Schema versioning becomes non-negotiable at this point. As one practitioner put it bluntly: schema changes are breaking changes. Record both schema_version and prompt_version with every event. Need to add a field? Version the schema. Need to change a type? Version the schema. Treat these interfaces exactly like REST APIs, because functionally that's what they are — just with an LLM on one end instead of a microservice.
The Field Ordering Footgun
One subtle gotcha that bites people who otherwise do everything right: the order of fields in your schema definition affects model behavior. If you put the answer field before the reasoning field, the model commits to an answer before thinking through the problem. Autoregressive generation means tokens flow left to right, and earlier tokens constrain later ones.
Always structure schemas so reasoning and explanation fields precede conclusion fields. This isn't a provider-specific quirk. It's a fundamental consequence of how these models generate text, and it applies whether you're using OpenAI, Anthropic, or a local model with grammar-based decoding.
When Free Text Still Wins
Not everything should be a schema. Agents exploring ambiguous problem spaces, brainstorming approaches, or synthesizing findings from diverse sources lose nuance when forced into rigid JSON structures. A research agent pulling together themes from fifteen different papers would produce worse output if constrained to {"themes": [{"name": "string", "confidence": "number"}]}.

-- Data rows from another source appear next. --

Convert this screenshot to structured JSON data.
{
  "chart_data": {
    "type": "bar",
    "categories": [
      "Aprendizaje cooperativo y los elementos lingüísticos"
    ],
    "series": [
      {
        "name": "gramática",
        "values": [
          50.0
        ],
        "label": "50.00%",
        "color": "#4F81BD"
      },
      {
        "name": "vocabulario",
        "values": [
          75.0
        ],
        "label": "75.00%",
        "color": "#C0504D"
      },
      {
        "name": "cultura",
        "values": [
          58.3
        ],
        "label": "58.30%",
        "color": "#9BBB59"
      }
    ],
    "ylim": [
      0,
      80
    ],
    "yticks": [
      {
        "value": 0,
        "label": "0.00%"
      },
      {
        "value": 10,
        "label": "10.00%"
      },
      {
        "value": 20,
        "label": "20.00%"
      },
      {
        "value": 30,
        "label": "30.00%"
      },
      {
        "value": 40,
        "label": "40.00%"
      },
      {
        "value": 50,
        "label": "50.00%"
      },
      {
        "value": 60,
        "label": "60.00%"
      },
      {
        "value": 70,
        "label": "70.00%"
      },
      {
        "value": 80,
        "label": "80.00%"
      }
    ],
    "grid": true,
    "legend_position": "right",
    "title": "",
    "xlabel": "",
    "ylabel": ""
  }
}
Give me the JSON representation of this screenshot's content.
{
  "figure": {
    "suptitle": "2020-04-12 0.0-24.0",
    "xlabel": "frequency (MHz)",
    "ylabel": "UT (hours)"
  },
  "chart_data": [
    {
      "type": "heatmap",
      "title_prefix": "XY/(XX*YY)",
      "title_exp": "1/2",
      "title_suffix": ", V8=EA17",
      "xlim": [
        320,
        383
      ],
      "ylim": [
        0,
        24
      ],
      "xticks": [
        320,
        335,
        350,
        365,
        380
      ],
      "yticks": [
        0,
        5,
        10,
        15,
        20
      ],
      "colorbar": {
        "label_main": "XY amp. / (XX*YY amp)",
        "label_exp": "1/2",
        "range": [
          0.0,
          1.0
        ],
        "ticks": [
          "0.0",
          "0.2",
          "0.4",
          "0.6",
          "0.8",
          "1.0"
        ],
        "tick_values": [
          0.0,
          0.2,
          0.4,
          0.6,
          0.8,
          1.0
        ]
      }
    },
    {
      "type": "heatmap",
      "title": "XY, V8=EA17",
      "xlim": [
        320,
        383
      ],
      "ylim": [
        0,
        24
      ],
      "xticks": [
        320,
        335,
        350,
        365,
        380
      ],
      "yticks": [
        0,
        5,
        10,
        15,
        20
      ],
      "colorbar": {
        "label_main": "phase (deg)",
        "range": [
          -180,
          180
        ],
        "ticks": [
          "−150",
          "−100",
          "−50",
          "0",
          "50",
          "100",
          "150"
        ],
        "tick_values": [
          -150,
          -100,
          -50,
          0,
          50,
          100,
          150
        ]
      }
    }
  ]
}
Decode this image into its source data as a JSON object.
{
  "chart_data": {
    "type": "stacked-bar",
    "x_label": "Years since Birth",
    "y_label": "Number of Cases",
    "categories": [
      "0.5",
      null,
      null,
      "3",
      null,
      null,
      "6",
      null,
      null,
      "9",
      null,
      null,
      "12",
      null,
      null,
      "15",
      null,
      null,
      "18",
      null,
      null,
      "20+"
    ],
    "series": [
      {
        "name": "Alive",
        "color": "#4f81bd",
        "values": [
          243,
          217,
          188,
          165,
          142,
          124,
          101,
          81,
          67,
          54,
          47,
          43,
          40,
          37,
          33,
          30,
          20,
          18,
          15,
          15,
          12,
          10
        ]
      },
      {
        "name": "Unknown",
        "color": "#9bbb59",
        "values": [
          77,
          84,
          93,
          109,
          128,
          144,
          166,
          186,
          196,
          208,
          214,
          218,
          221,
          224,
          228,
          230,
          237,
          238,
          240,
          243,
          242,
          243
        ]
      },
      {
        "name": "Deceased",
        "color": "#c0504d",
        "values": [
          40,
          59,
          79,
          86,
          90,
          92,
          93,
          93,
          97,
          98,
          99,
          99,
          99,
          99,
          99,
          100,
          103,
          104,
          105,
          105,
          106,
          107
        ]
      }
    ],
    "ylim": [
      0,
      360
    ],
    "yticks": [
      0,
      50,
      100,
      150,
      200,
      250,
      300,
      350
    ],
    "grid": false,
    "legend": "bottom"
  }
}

The heuristic is straightforward. If the receiving agent or system needs to take a deterministic action based on the output — route a ticket, trigger a deployment, update a database — use a schema. If the receiving agent needs to reason further about the content, free text is probably the right call.
Most production agent communication falls squarely into the first category. Which is why most of it should be schema-gated, versioned, and validated twice before anything downstream gets to touch it.